Heh, typing too fast. My 50 HP character has 10 healing surges. He takes damage and then spends a surge. So, now he has 50 HP and 9 (or whatever) surges. His total hit points have been reduced. Conversely, my 200 HP character takes damage and is now down to 190 HP. His total hit points have been reduced.
How do surges remove damage? The difference, as KM points out, is that the second character can only die when he has lost all his HP. The surge character can die with surges remaining - although no active hit points.
And this I can see as a sticking point. I'm not sure how to reconcile that.
Somewhere sort of halfway between 3E and 4E would be:
- Reduce the number of hit points and surges. This probably needs to be done in any case, so no problem there.
- Make death saves not "three strikes and you're out", but "fail the death save, lose a surge--out of surges, you die."
- Finally, the "dial" in this system is that each group can decide to cash in a certain amount of surges permanently, to effectively raise their hit points.
That might not be entirely clear, but what it does is take Firelance's observation about surges to its logical conclusion, and then build in the proper spot to change it by playstyle. Consider a few of the places you can set it. We'll change your example character to 30 hit points and 4 surges, each recovering 20% of hit points:
- You play like 4E with smaller numbers. Use "optional" 4E-style death saves.
- You play sort of like 4E with smaller numbers. Use as written.
- You play like a 4E/3E hybrid with a bit smaller numbers and alternate death save mechanic. You cash in all your surges for hit points except a handful, perhaps 2. The character has 30 x 1.4 = 42 hit points and two surges.

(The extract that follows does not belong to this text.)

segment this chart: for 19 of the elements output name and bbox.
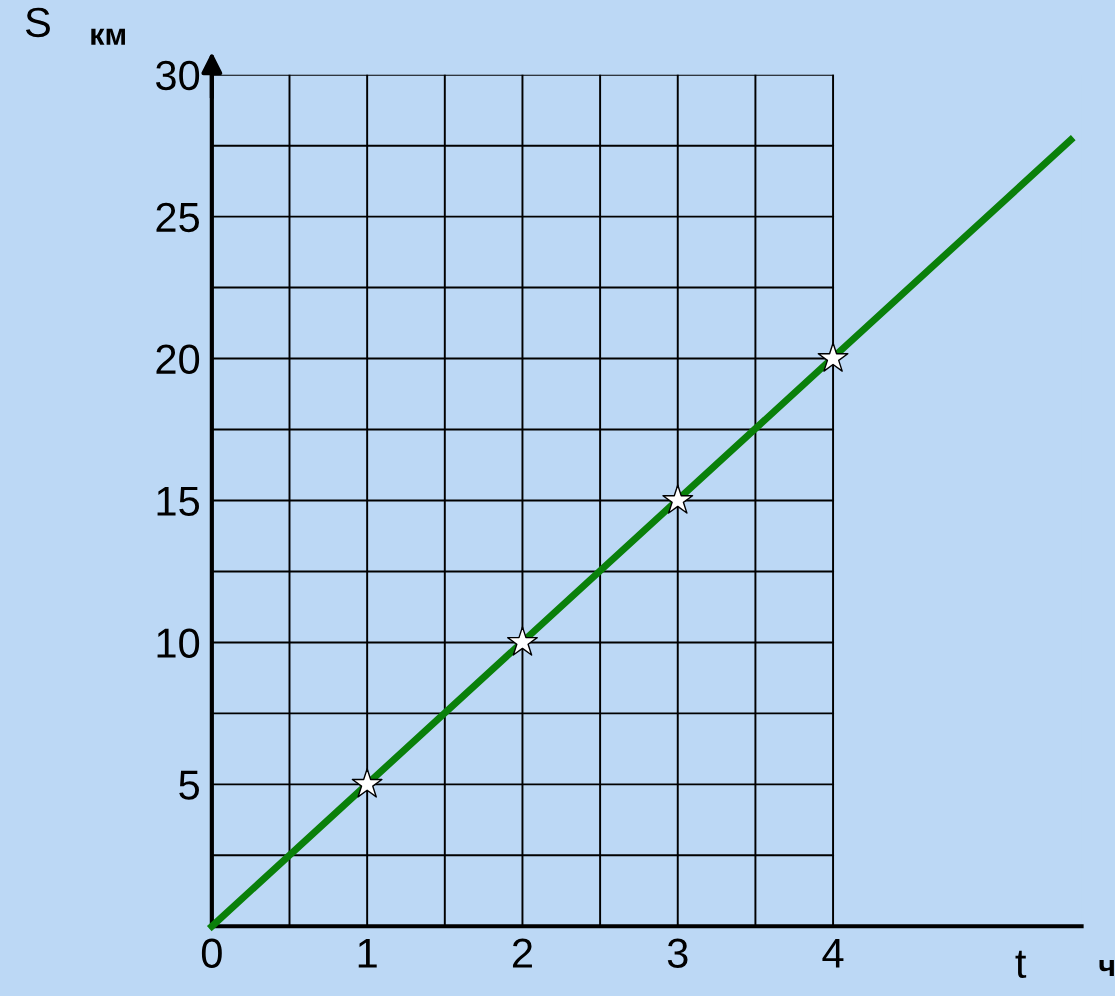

You don't need the surges to activate healing, can use them for second wind if you want, but if you hit zero hit points and don't have one left, you die on a failed saving throw.
- You play a lot like 3E. You cash in all the surges, giving 54 hit points, and you use some optional dying rule, base it on -Con value, or whatever makes sense to you. Healing is all resource-based.
- You play like Basic with a bit bigger numbers. You cash in all your surges for hit points. You've got 54 hit points. When they run out, you die. Healing is resource based, and not always readily available.
Those are all very close to balanced with each other, which means that they can be used in the same system together. Where they aren't balanced, you
want the differences. If I pick "sort of 4E emulation," I want it possible that a character can die with surges left, or I use the new standard that death saves cost a surge until you run out. If I pick one of the emulations closer to 3E, I want a big pool of hit points that the characters are expected to manage, hit points are all hit points.
The only difference in this and a more direct 1E, 3E, 4E approach is that it's easier to see how to change it, while still keeping it balanced. It does constrain the design to more hit points than Basic, but less than 3E/4E at the upper end. Otherwise, it will get out of control quickly.
Lastly, I've roughed this out in a way that makes sense from the 3E and then 4E changes, but the exact same math could be presented to make surges less intrusive. Instead of the default being as above, the default is more like Basic D&D--hit points are hit points, die at zero. Then you provide options for different recovery/death save options, and some of those require you to trade some of those hit points in for surges.
The example character has 54 hit points, but if you go with 4E emulation, he has to trade in 24 of those for surges that can recover 6 points each. (Or perhaps you use a slightly different formula to make this easier.)
BTW, there are some rather obvious options for Save or Die that you can build into that model.